Dori Kiss Kalafaf: Tekfen Holding’in kurucu ortaklarından merhum Ali Nihat Gökyiğit ve şef Prof. Saim Akçıl tarafından 1992 yılında kurulan Karadeniz Oda Orkestrası, zamanla genişledi ve senfonik boyuta ulaşınca, Tekfen Filarmoni adını aldı. Kuruluşumuzun 25. yılında, takvim 2017 yılını gösterdiğinde, şeflik ve sanat yönetmenlik görevlerini o zaman henüz 29 yaşında olan, ancak yeteneği ve sanatsal olgunluğuyla herkesi şaşırtan Özbek asıllı Aziz Shokhakimov’a emanet ettik. Maestro Aziz, bugün Avrupa’nın önemli orkestralarından Philharmonie de Strasbourg’un da daimi şefidir. Kendisinin de yoğun emeğiyle, birkaç yılda orkestra köklü bir yenilemeyle bugünkü halini aldı. Tekfen Filarmoni’yi genç, tutkulu, yetkin müzisyenlerden oluşan ve beraber müzik yapmaktan keyif alan bir orkestra olarak tarif edebilirim. Gideceğimiz yol uzun ve sindire sindire sağlam adımlarla ilerlemek istiyoruz. Bugün dünyada ve ülkemizde bir sanat kurumunu yaşatmak hiç de kolay değil, Tekfen Vakfı bu açıdan 32 yıldır çok önemli bir kültür sanat hizmeti sunuyor. 2022’de, kuruluşumuzun 30. yılında klasik müzikte sürdürülebilir bir anlayış ile ve yepyeni bir model olarak O da Tekfen’i hayata geçirdik. Oda müziği, klasik müziğin temelidir, ancak müzisyenlerin bugün kendi imkânlarıyla oda müziği icra etmeleri çok zor. O da Tekfen, bu imkânı sağlıyor. Müzisyenlerimizin kendileri oluşturdukları oda müziği gruplarını ve programlarını yıllık prlanlamamız içerisinde yerleştiriyoruz.

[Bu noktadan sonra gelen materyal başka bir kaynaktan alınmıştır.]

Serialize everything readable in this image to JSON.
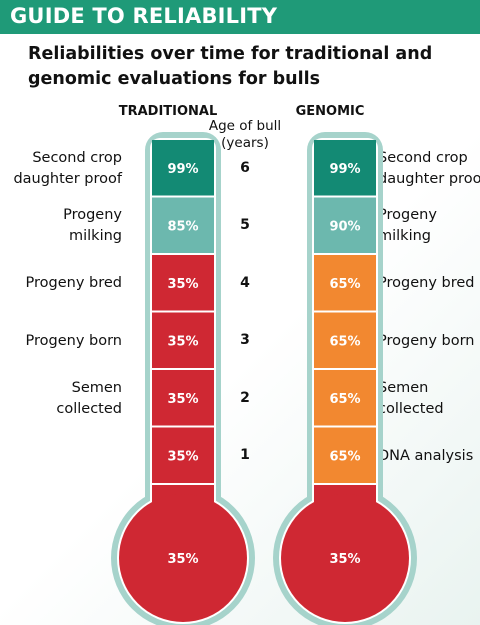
{
  "header": {
    "title": "GUIDE TO RELIABILITY"
  },
  "subtitle": "Reliabilities over time for traditional and genomic evaluations for bulls",
  "age_header": "Age of bull (years)",
  "chart_data": {
    "type": "table",
    "title": "Reliabilities over time for traditional and genomic evaluations for bulls",
    "columns": [
      "TRADITIONAL",
      "Age of bull (years)",
      "GENOMIC"
    ],
    "categories": [
      "6",
      "5",
      "4",
      "3",
      "2",
      "1",
      "bulb"
    ],
    "series": [
      {
        "name": "TRADITIONAL",
        "values": [
          "99%",
          "85%",
          "35%",
          "35%",
          "35%",
          "35%",
          "35%"
        ],
        "labels": [
          "Second crop daughter proof",
          "Progeny milking",
          "Progeny bred",
          "Progeny born",
          "Semen collected",
          "",
          ""
        ],
        "colors": [
          "#138a74",
          "#6cb8ae",
          "#cf2833",
          "#cf2833",
          "#cf2833",
          "#cf2833",
          "#cf2833"
        ]
      },
      {
        "name": "GENOMIC",
        "values": [
          "99%",
          "90%",
          "65%",
          "65%",
          "65%",
          "65%",
          "35%"
        ],
        "labels": [
          "Second crop daughter proof",
          "Progeny milking",
          "Progeny bred",
          "Progeny born",
          "Semen collected",
          "DNA analysis",
          ""
        ],
        "colors": [
          "#138a74",
          "#6cb8ae",
          "#f28830",
          "#f28830",
          "#f28830",
          "#f28830",
          "#cf2833"
        ]
      }
    ],
    "ages": [
      "6",
      "5",
      "4",
      "3",
      "2",
      "1"
    ]
  }
}
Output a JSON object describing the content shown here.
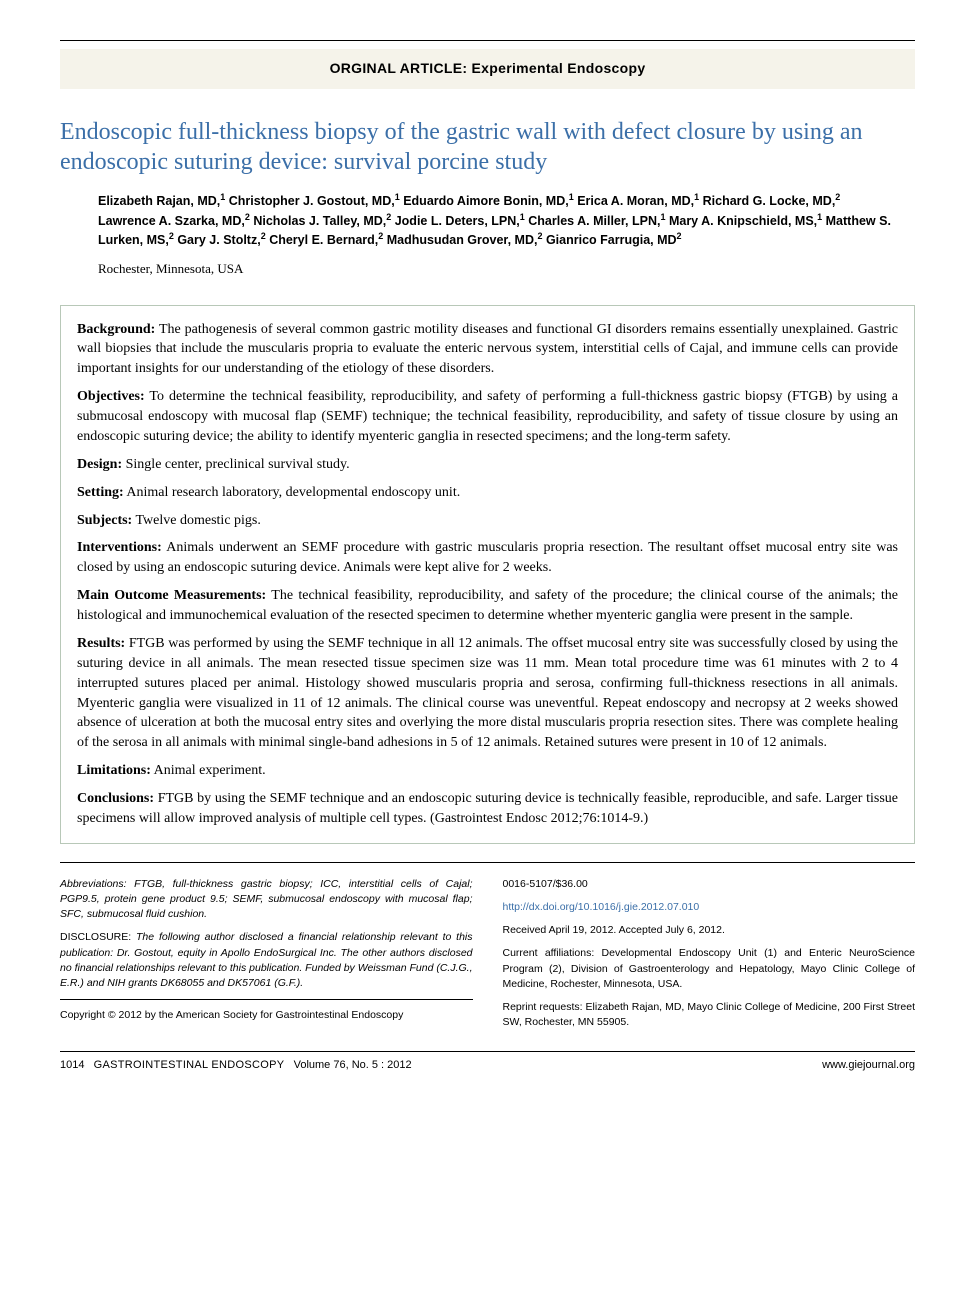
{
  "category_banner": "ORGINAL ARTICLE: Experimental Endoscopy",
  "title": "Endoscopic full-thickness biopsy of the gastric wall with defect closure by using an endoscopic suturing device: survival porcine study",
  "authors_html": "Elizabeth Rajan, MD,<sup class='affil-sup'>1</sup> Christopher J. Gostout, MD,<sup class='affil-sup'>1</sup> Eduardo Aimore Bonin, MD,<sup class='affil-sup'>1</sup> Erica A. Moran, MD,<sup class='affil-sup'>1</sup> Richard G. Locke, MD,<sup class='affil-sup'>2</sup> Lawrence A. Szarka, MD,<sup class='affil-sup'>2</sup> Nicholas J. Talley, MD,<sup class='affil-sup'>2</sup> Jodie L. Deters, LPN,<sup class='affil-sup'>1</sup> Charles A. Miller, LPN,<sup class='affil-sup'>1</sup> Mary A. Knipschield, MS,<sup class='affil-sup'>1</sup> Matthew S. Lurken, MS,<sup class='affil-sup'>2</sup> Gary J. Stoltz,<sup class='affil-sup'>2</sup> Cheryl E. Bernard,<sup class='affil-sup'>2</sup> Madhusudan Grover, MD,<sup class='affil-sup'>2</sup> Gianrico Farrugia, MD<sup class='affil-sup'>2</sup>",
  "location": "Rochester, Minnesota, USA",
  "abstract": {
    "background": {
      "label": "Background:",
      "text": " The pathogenesis of several common gastric motility diseases and functional GI disorders remains essentially unexplained. Gastric wall biopsies that include the muscularis propria to evaluate the enteric nervous system, interstitial cells of Cajal, and immune cells can provide important insights for our understanding of the etiology of these disorders."
    },
    "objectives": {
      "label": "Objectives:",
      "text": " To determine the technical feasibility, reproducibility, and safety of performing a full-thickness gastric biopsy (FTGB) by using a submucosal endoscopy with mucosal flap (SEMF) technique; the technical feasibility, reproducibility, and safety of tissue closure by using an endoscopic suturing device; the ability to identify myenteric ganglia in resected specimens; and the long-term safety."
    },
    "design": {
      "label": "Design:",
      "text": " Single center, preclinical survival study."
    },
    "setting": {
      "label": "Setting:",
      "text": " Animal research laboratory, developmental endoscopy unit."
    },
    "subjects": {
      "label": "Subjects:",
      "text": " Twelve domestic pigs."
    },
    "interventions": {
      "label": "Interventions:",
      "text": " Animals underwent an SEMF procedure with gastric muscularis propria resection. The resultant offset mucosal entry site was closed by using an endoscopic suturing device. Animals were kept alive for 2 weeks."
    },
    "outcomes": {
      "label": "Main Outcome Measurements:",
      "text": " The technical feasibility, reproducibility, and safety of the procedure; the clinical course of the animals; the histological and immunochemical evaluation of the resected specimen to determine whether myenteric ganglia were present in the sample."
    },
    "results": {
      "label": "Results:",
      "text": " FTGB was performed by using the SEMF technique in all 12 animals. The offset mucosal entry site was successfully closed by using the suturing device in all animals. The mean resected tissue specimen size was 11 mm. Mean total procedure time was 61 minutes with 2 to 4 interrupted sutures placed per animal. Histology showed muscularis propria and serosa, confirming full-thickness resections in all animals. Myenteric ganglia were visualized in 11 of 12 animals. The clinical course was uneventful. Repeat endoscopy and necropsy at 2 weeks showed absence of ulceration at both the mucosal entry sites and overlying the more distal muscularis propria resection sites. There was complete healing of the serosa in all animals with minimal single-band adhesions in 5 of 12 animals. Retained sutures were present in 10 of 12 animals."
    },
    "limitations": {
      "label": "Limitations:",
      "text": " Animal experiment."
    },
    "conclusions": {
      "label": "Conclusions:",
      "text": " FTGB by using the SEMF technique and an endoscopic suturing device is technically feasible, reproducible, and safe. Larger tissue specimens will allow improved analysis of multiple cell types. (Gastrointest Endosc 2012;76:1014-9.)"
    }
  },
  "footer": {
    "abbreviations": "Abbreviations: FTGB, full-thickness gastric biopsy; ICC, interstitial cells of Cajal; PGP9.5, protein gene product 9.5; SEMF, submucosal endoscopy with mucosal flap; SFC, submucosal fluid cushion.",
    "disclosure": "DISCLOSURE: The following author disclosed a financial relationship relevant to this publication: Dr. Gostout, equity in Apollo EndoSurgical Inc. The other authors disclosed no financial relationships relevant to this publication. Funded by Weissman Fund (C.J.G., E.R.) and NIH grants DK68055 and DK57061 (G.F.).",
    "copyright": "Copyright © 2012 by the American Society for Gastrointestinal Endoscopy",
    "issn_price": "0016-5107/$36.00",
    "doi": "http://dx.doi.org/10.1016/j.gie.2012.07.010",
    "received": "Received April 19, 2012. Accepted July 6, 2012.",
    "affiliations": "Current affiliations: Developmental Endoscopy Unit (1) and Enteric NeuroScience Program (2), Division of Gastroenterology and Hepatology, Mayo Clinic College of Medicine, Rochester, Minnesota, USA.",
    "reprints": "Reprint requests: Elizabeth Rajan, MD, Mayo Clinic College of Medicine, 200 First Street SW, Rochester, MN 55905."
  },
  "page_footer": {
    "page_number": "1014",
    "journal": "GASTROINTESTINAL ENDOSCOPY",
    "volume_issue": "Volume 76, No. 5 : 2012",
    "url": "www.giejournal.org"
  },
  "colors": {
    "title_color": "#3b6fa8",
    "banner_bg": "#f5f3ea",
    "box_border": "#b8c8b8",
    "link_color": "#3b6fa8"
  }
}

Türkiye’nin yanı sıra yurt dışında da turne veya festivallerde görebilecek miyiz?
Dori Kiss Kalafaf: Yavaş yavaş evet. Önümüzdeki yılın sonbaharı için, Fransa’da bir festivalin açılış konseri için davet aldık. Mart’tan sonra ise Haziran’ın başında 53. İstanbul Müzik Festivali’inde ve Hierapolis Antik Kenti Amfitiyatrosu’nda Fransız viyolonselci Edgar Moreau ile çalacağız.
Hikâyesi binlerce yıl önceye uzanan bir hikâyeyi sahneye taşıyorsunuz. ‘Daphnis ve Chloe’, Türkiye’de ilk kez sahnelenecek. Eserin sizdeki çağrışımları nedir?
Yiğit Sertdemir: Aşkın türlü hallerini binlerce yıldır usanmadan tatmaya çalışan insanlığın; bu büyülü, coşkulu, hüzünlü ve nihayetinde mutlu biten aşk hikayesine de ihtiyacı var. Sade ve neredeyse masum bu öykünün, müziğin bize rehberlik edeceği o şahane yolculuğunu kendi hayal gücümüzle birleştirmek olağanüstü. Aşkın ve zamanın, tutkunun ve mücadelenin, şiirin ve dansın, müziğin ve sesin bu muazzam uyumuna ilk kez şahit olmak da kuşkusuz çok heyecan verici.
İçinde senfonik orkestra ve koronun da yer aldığı büyük bir organizasyonun parçasısınız. İzleyici açısından son derece görkemli olan bu görüntünün hazırlık ve sahnelenişi zorlu bir süreç olsa gerek?
Yiğit Sertdemir: Tekfen Filarmoni uzun yıllardır muazzam buluşmalar gerçekleştiriyor. Bu da onlardan biri. Eserin seyirciye ulaşmasından sorumlu her bir kişi işini profesyonelce, severek ve yaratıcılığını sonuna kadar kullanarak yapıyor. Daha önce birlikte çalıştığımız tecrübelerimizin verdiği güvenle, bu eseri sahneye taşırken de bu uyumun sağladığı konforla çalışıyoruz. Bu da ihtimalen boğuşmamız beklenen zorlukları görece kolayca alt etmemizi sağlıyor.